Land of a Thousand Dunces
"Think occasionally of the suffering of which you spare yourself the sight."
- Albert Schweitzer
Apart from being a hellish soul-crushing gulag, the Junior High (now, apparently, an Elementary School. By the way, the student population was predominantly Black and the school mascot was a panther) I attended was also one of those "glass box" buildings that were popular from the early sixties through the middle of the seventies. While the merits, or lack thereof of this style of architecture have been discussed in Tom Wolfe's From Bauhaus to Our House, one thing was pretty clear to even my pre-adolescent mind: building a glass Junior High School is a pretty fuckin' stupid thing to do for some pretty fuckin' obvious reasons.

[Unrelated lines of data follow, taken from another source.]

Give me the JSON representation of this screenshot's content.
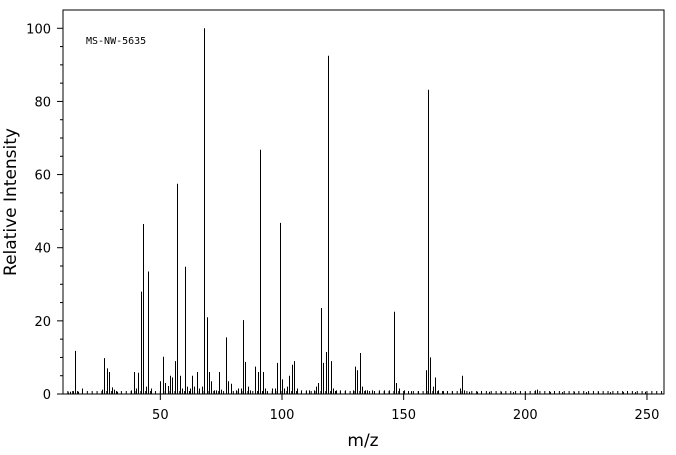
{
  "chart_data": {
    "type": "bar",
    "annotation": "MS-NW-5635",
    "xlabel": "m/z",
    "ylabel": "Relative Intensity",
    "xlim": [
      10,
      257
    ],
    "ylim": [
      0,
      105
    ],
    "xticks": [
      50,
      100,
      150,
      200,
      250
    ],
    "yticks": [
      0,
      20,
      40,
      60,
      80,
      100
    ],
    "x_minor_step": 2,
    "peaks": [
      {
        "x": 12,
        "y": 0.4
      },
      {
        "x": 13,
        "y": 0.6
      },
      {
        "x": 14,
        "y": 0.8
      },
      {
        "x": 15,
        "y": 11.8
      },
      {
        "x": 16,
        "y": 0.6
      },
      {
        "x": 18,
        "y": 1.5
      },
      {
        "x": 26,
        "y": 1.2
      },
      {
        "x": 27,
        "y": 9.8
      },
      {
        "x": 28,
        "y": 7.0
      },
      {
        "x": 29,
        "y": 6.0
      },
      {
        "x": 30,
        "y": 1.8
      },
      {
        "x": 31,
        "y": 1.2
      },
      {
        "x": 32,
        "y": 0.6
      },
      {
        "x": 38,
        "y": 1.0
      },
      {
        "x": 39,
        "y": 6.0
      },
      {
        "x": 40,
        "y": 1.5
      },
      {
        "x": 41,
        "y": 5.8
      },
      {
        "x": 42,
        "y": 28.0
      },
      {
        "x": 43,
        "y": 46.5
      },
      {
        "x": 44,
        "y": 2.0
      },
      {
        "x": 45,
        "y": 33.5
      },
      {
        "x": 46,
        "y": 1.5
      },
      {
        "x": 50,
        "y": 3.5
      },
      {
        "x": 51,
        "y": 10.2
      },
      {
        "x": 52,
        "y": 3.0
      },
      {
        "x": 53,
        "y": 2.2
      },
      {
        "x": 54,
        "y": 5.0
      },
      {
        "x": 55,
        "y": 4.5
      },
      {
        "x": 56,
        "y": 9.0
      },
      {
        "x": 57,
        "y": 57.5
      },
      {
        "x": 58,
        "y": 5.0
      },
      {
        "x": 59,
        "y": 1.5
      },
      {
        "x": 60,
        "y": 34.8
      },
      {
        "x": 61,
        "y": 2.0
      },
      {
        "x": 62,
        "y": 1.5
      },
      {
        "x": 63,
        "y": 5.0
      },
      {
        "x": 64,
        "y": 2.0
      },
      {
        "x": 65,
        "y": 6.0
      },
      {
        "x": 66,
        "y": 1.5
      },
      {
        "x": 67,
        "y": 2.0
      },
      {
        "x": 68,
        "y": 100.0
      },
      {
        "x": 69,
        "y": 21.0
      },
      {
        "x": 70,
        "y": 6.0
      },
      {
        "x": 71,
        "y": 3.5
      },
      {
        "x": 72,
        "y": 1.0
      },
      {
        "x": 73,
        "y": 1.0
      },
      {
        "x": 74,
        "y": 6.0
      },
      {
        "x": 75,
        "y": 1.2
      },
      {
        "x": 77,
        "y": 15.5
      },
      {
        "x": 78,
        "y": 3.5
      },
      {
        "x": 79,
        "y": 2.8
      },
      {
        "x": 81,
        "y": 1.0
      },
      {
        "x": 82,
        "y": 1.5
      },
      {
        "x": 83,
        "y": 1.5
      },
      {
        "x": 84,
        "y": 20.2
      },
      {
        "x": 85,
        "y": 8.8
      },
      {
        "x": 86,
        "y": 2.0
      },
      {
        "x": 87,
        "y": 1.0
      },
      {
        "x": 89,
        "y": 7.5
      },
      {
        "x": 90,
        "y": 6.0
      },
      {
        "x": 91,
        "y": 66.8
      },
      {
        "x": 92,
        "y": 6.0
      },
      {
        "x": 93,
        "y": 1.5
      },
      {
        "x": 94,
        "y": 0.6
      },
      {
        "x": 96,
        "y": 1.5
      },
      {
        "x": 97,
        "y": 1.5
      },
      {
        "x": 98,
        "y": 8.5
      },
      {
        "x": 99,
        "y": 46.8
      },
      {
        "x": 100,
        "y": 4.0
      },
      {
        "x": 101,
        "y": 1.5
      },
      {
        "x": 102,
        "y": 2.0
      },
      {
        "x": 103,
        "y": 5.0
      },
      {
        "x": 104,
        "y": 8.0
      },
      {
        "x": 105,
        "y": 9.0
      },
      {
        "x": 106,
        "y": 1.5
      },
      {
        "x": 108,
        "y": 1.0
      },
      {
        "x": 110,
        "y": 1.0
      },
      {
        "x": 111,
        "y": 1.0
      },
      {
        "x": 113,
        "y": 1.0
      },
      {
        "x": 114,
        "y": 2.0
      },
      {
        "x": 115,
        "y": 3.0
      },
      {
        "x": 116,
        "y": 23.5
      },
      {
        "x": 117,
        "y": 8.5
      },
      {
        "x": 118,
        "y": 11.5
      },
      {
        "x": 119,
        "y": 92.5
      },
      {
        "x": 120,
        "y": 9.0
      },
      {
        "x": 121,
        "y": 1.5
      },
      {
        "x": 122,
        "y": 1.0
      },
      {
        "x": 124,
        "y": 1.0
      },
      {
        "x": 126,
        "y": 1.0
      },
      {
        "x": 129,
        "y": 1.0
      },
      {
        "x": 130,
        "y": 7.5
      },
      {
        "x": 131,
        "y": 6.5
      },
      {
        "x": 132,
        "y": 11.2
      },
      {
        "x": 133,
        "y": 2.0
      },
      {
        "x": 134,
        "y": 1.0
      },
      {
        "x": 135,
        "y": 1.0
      },
      {
        "x": 137,
        "y": 1.0
      },
      {
        "x": 140,
        "y": 1.0
      },
      {
        "x": 142,
        "y": 1.0
      },
      {
        "x": 144,
        "y": 1.0
      },
      {
        "x": 146,
        "y": 22.5
      },
      {
        "x": 147,
        "y": 3.0
      },
      {
        "x": 148,
        "y": 1.5
      },
      {
        "x": 150,
        "y": 1.0
      },
      {
        "x": 153,
        "y": 0.8
      },
      {
        "x": 156,
        "y": 0.8
      },
      {
        "x": 159,
        "y": 6.5
      },
      {
        "x": 160,
        "y": 83.2
      },
      {
        "x": 161,
        "y": 10.0
      },
      {
        "x": 162,
        "y": 2.0
      },
      {
        "x": 163,
        "y": 4.5
      },
      {
        "x": 164,
        "y": 1.0
      },
      {
        "x": 166,
        "y": 0.8
      },
      {
        "x": 168,
        "y": 0.8
      },
      {
        "x": 170,
        "y": 0.8
      },
      {
        "x": 173,
        "y": 1.5
      },
      {
        "x": 174,
        "y": 5.0
      },
      {
        "x": 175,
        "y": 1.0
      },
      {
        "x": 177,
        "y": 0.6
      },
      {
        "x": 180,
        "y": 0.6
      },
      {
        "x": 185,
        "y": 0.6
      },
      {
        "x": 190,
        "y": 0.5
      },
      {
        "x": 195,
        "y": 0.5
      },
      {
        "x": 200,
        "y": 0.5
      },
      {
        "x": 204,
        "y": 1.0
      },
      {
        "x": 205,
        "y": 1.2
      },
      {
        "x": 210,
        "y": 0.5
      },
      {
        "x": 215,
        "y": 0.5
      },
      {
        "x": 220,
        "y": 0.5
      },
      {
        "x": 225,
        "y": 0.5
      },
      {
        "x": 230,
        "y": 0.5
      },
      {
        "x": 235,
        "y": 0.5
      },
      {
        "x": 240,
        "y": 0.5
      },
      {
        "x": 245,
        "y": 0.5
      },
      {
        "x": 249,
        "y": 0.6
      }
    ],
    "grid": false,
    "colors": {
      "axis": "#000000",
      "bars": "#000000",
      "background": "#ffffff"
    }
  }
}
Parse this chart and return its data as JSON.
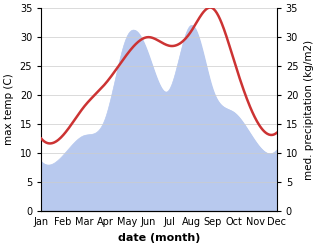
{
  "months": [
    "Jan",
    "Feb",
    "Mar",
    "Apr",
    "May",
    "Jun",
    "Jul",
    "Aug",
    "Sep",
    "Oct",
    "Nov",
    "Dec"
  ],
  "temp": [
    12.5,
    13.0,
    18.0,
    22.0,
    27.0,
    30.0,
    28.5,
    31.0,
    35.0,
    26.0,
    16.0,
    13.5
  ],
  "precip": [
    8.5,
    9.5,
    13.0,
    16.0,
    30.0,
    27.0,
    21.0,
    32.0,
    21.0,
    17.0,
    12.0,
    10.5
  ],
  "temp_color": "#cc3333",
  "precip_color": "#b8c9ee",
  "ylim": [
    0,
    35
  ],
  "yticks": [
    0,
    5,
    10,
    15,
    20,
    25,
    30,
    35
  ],
  "ylabel_left": "max temp (C)",
  "ylabel_right": "med. precipitation (kg/m2)",
  "xlabel": "date (month)",
  "background_color": "#ffffff",
  "grid_color": "#cccccc",
  "temp_linewidth": 1.8,
  "xlabel_fontsize": 8,
  "ylabel_fontsize": 7.5,
  "tick_fontsize": 7
}
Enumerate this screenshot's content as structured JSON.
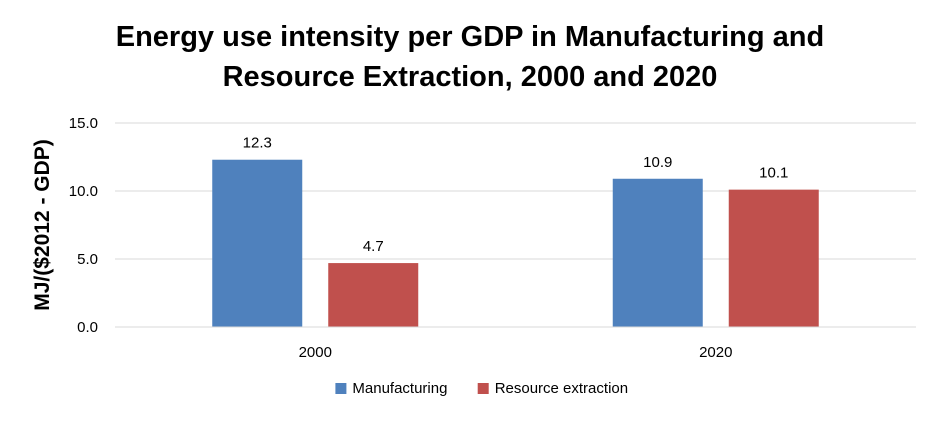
{
  "chart_data": {
    "type": "bar",
    "title_lines": [
      "Energy use intensity per GDP in Manufacturing and",
      "Resource Extraction, 2000 and 2020"
    ],
    "xlabel": "",
    "ylabel": "MJ/($2012 - GDP)",
    "categories": [
      "2000",
      "2020"
    ],
    "series": [
      {
        "name": "Manufacturing",
        "color": "#4f81bd",
        "values": [
          12.3,
          10.9
        ],
        "labels": [
          "12.3",
          "10.9"
        ]
      },
      {
        "name": "Resource extraction",
        "color": "#c0504d",
        "values": [
          4.7,
          10.1
        ],
        "labels": [
          "4.7",
          "10.1"
        ]
      }
    ],
    "ylim": [
      0,
      15
    ],
    "yticks": [
      "0.0",
      "5.0",
      "10.0",
      "15.0"
    ],
    "grid": true,
    "grid_color": "#d9d9d9",
    "legend_position": "bottom"
  }
}
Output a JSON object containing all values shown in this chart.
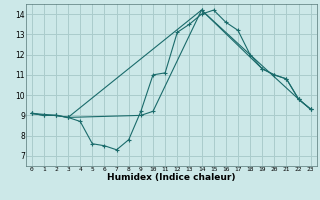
{
  "background_color": "#cce8e8",
  "grid_color": "#aacccc",
  "line_color": "#1a6b6b",
  "xlabel": "Humidex (Indice chaleur)",
  "xlim": [
    -0.5,
    23.5
  ],
  "ylim": [
    6.5,
    14.5
  ],
  "xticks": [
    0,
    1,
    2,
    3,
    4,
    5,
    6,
    7,
    8,
    9,
    10,
    11,
    12,
    13,
    14,
    15,
    16,
    17,
    18,
    19,
    20,
    21,
    22,
    23
  ],
  "yticks": [
    7,
    8,
    9,
    10,
    11,
    12,
    13,
    14
  ],
  "series1_x": [
    0,
    1,
    2,
    3,
    4,
    5,
    6,
    7,
    8,
    9,
    10,
    11,
    12,
    13,
    14,
    15,
    16,
    17,
    18,
    19,
    20,
    21,
    22,
    23
  ],
  "series1_y": [
    9.1,
    9.0,
    9.0,
    8.9,
    8.7,
    7.6,
    7.5,
    7.3,
    7.8,
    9.2,
    11.0,
    11.1,
    13.1,
    13.5,
    14.0,
    14.2,
    13.6,
    13.2,
    12.0,
    11.3,
    11.0,
    10.8,
    9.8,
    9.3
  ],
  "series2_x": [
    0,
    1,
    2,
    3,
    9,
    10,
    14,
    19,
    20,
    21,
    22,
    23
  ],
  "series2_y": [
    9.1,
    9.0,
    9.0,
    8.9,
    9.0,
    9.2,
    14.2,
    11.3,
    11.0,
    10.8,
    9.8,
    9.3
  ],
  "series3_x": [
    0,
    2,
    3,
    14,
    22,
    23
  ],
  "series3_y": [
    9.1,
    9.0,
    8.9,
    14.2,
    9.8,
    9.3
  ]
}
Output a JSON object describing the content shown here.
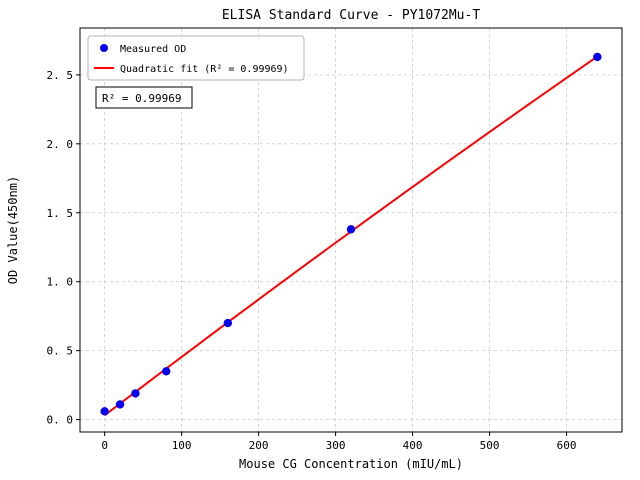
{
  "figure": {
    "background": "#ffffff"
  },
  "chart_data": {
    "type": "scatter",
    "title": "ELISA Standard Curve - PY1072Mu-T",
    "xlabel": "Mouse CG Concentration (mIU/mL)",
    "ylabel": "OD Value(450nm)",
    "xlim": [
      -32,
      672
    ],
    "ylim": [
      -0.09,
      2.84
    ],
    "grid": true,
    "x_ticks": {
      "values": [
        0,
        100,
        200,
        300,
        400,
        500,
        600
      ],
      "labels": [
        "0",
        "100",
        "200",
        "300",
        "400",
        "500",
        "600"
      ]
    },
    "y_ticks": {
      "values": [
        0.0,
        0.5,
        1.0,
        1.5,
        2.0,
        2.5
      ],
      "labels": [
        "0. 0",
        "0. 5",
        "1. 0",
        "1. 5",
        "2. 0",
        "2. 5"
      ]
    },
    "series": [
      {
        "name": "Measured OD",
        "type": "scatter",
        "marker": "circle",
        "color": "#0000ee",
        "x": [
          0,
          20,
          40,
          80,
          160,
          320,
          640
        ],
        "y": [
          0.06,
          0.11,
          0.19,
          0.35,
          0.7,
          1.38,
          2.63
        ]
      },
      {
        "name": "Quadratic fit (R² = 0.99969)",
        "type": "line",
        "fit": "quadratic",
        "color": "#ff0000",
        "fit_source_series": 0
      }
    ],
    "legend": {
      "position": "upper-left",
      "items": [
        {
          "label": "Measured OD",
          "marker": "dot",
          "color": "#0000ee"
        },
        {
          "label": "Quadratic fit (R² = 0.99969)",
          "marker": "line",
          "color": "#ff0000"
        }
      ]
    },
    "annotation": {
      "text": "R² = 0.99969"
    }
  },
  "colors": {
    "point": "#0000ee",
    "fit_line": "#ff0000",
    "grid": "#c9c9c9",
    "axis": "#000000",
    "legend_border": "#b3b3b3",
    "annotation_border": "#000000"
  }
}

This point was driven home each September as we were herded into the auditorium on the first day of school and regaled with horror stories about past students who tripped while running in the halls, crashed through a class panel and spent the rest of the semester in the ICU. At the end of the safety lecture/theatre of the macabre our Principal (who only had one arm - but that's another story) would ask if anyone had any questions. I was always tempted to raise my right hand (something our Principal couldn't do) and ask, "Um...just who the fuck builds a Junior High primarily out of glass?"
Seriously. Hundreds of people must have looked at the architect's sketches (they must've been in the newspaper, for the love of crap!), blueprints, and models and not a single person had the common sense to say, "You do know that this building is a killing machine, right? I mean it did occur to anyone else that at some point some budding bully is going to shove his victim through one of these floor-to-ceiling panes of glass?" I should also point out that the restrooms were designed with plenty of "blind spots" for the benefit of any of the larger kids who might feel compelled to beat and rob some of the smaller kids. Subsequently I didn't take a leak inside that building once in the three years that I was there. The place was pretty much like an episode of OZ, but with slightly fewer incidents of anal rape. Oh, and there was lots of jagged metal jutting from the bleachers in the gym.
The point is that the endless capacity of human beings for stupidity has fascinated me from an early age. And that's what we'll be taking a look at over the few days: in particular, Biblical stupidity and bad, really bad, archeology. Good times.
Meanwhile, the Cato Institute claims that Americans are getting smarter.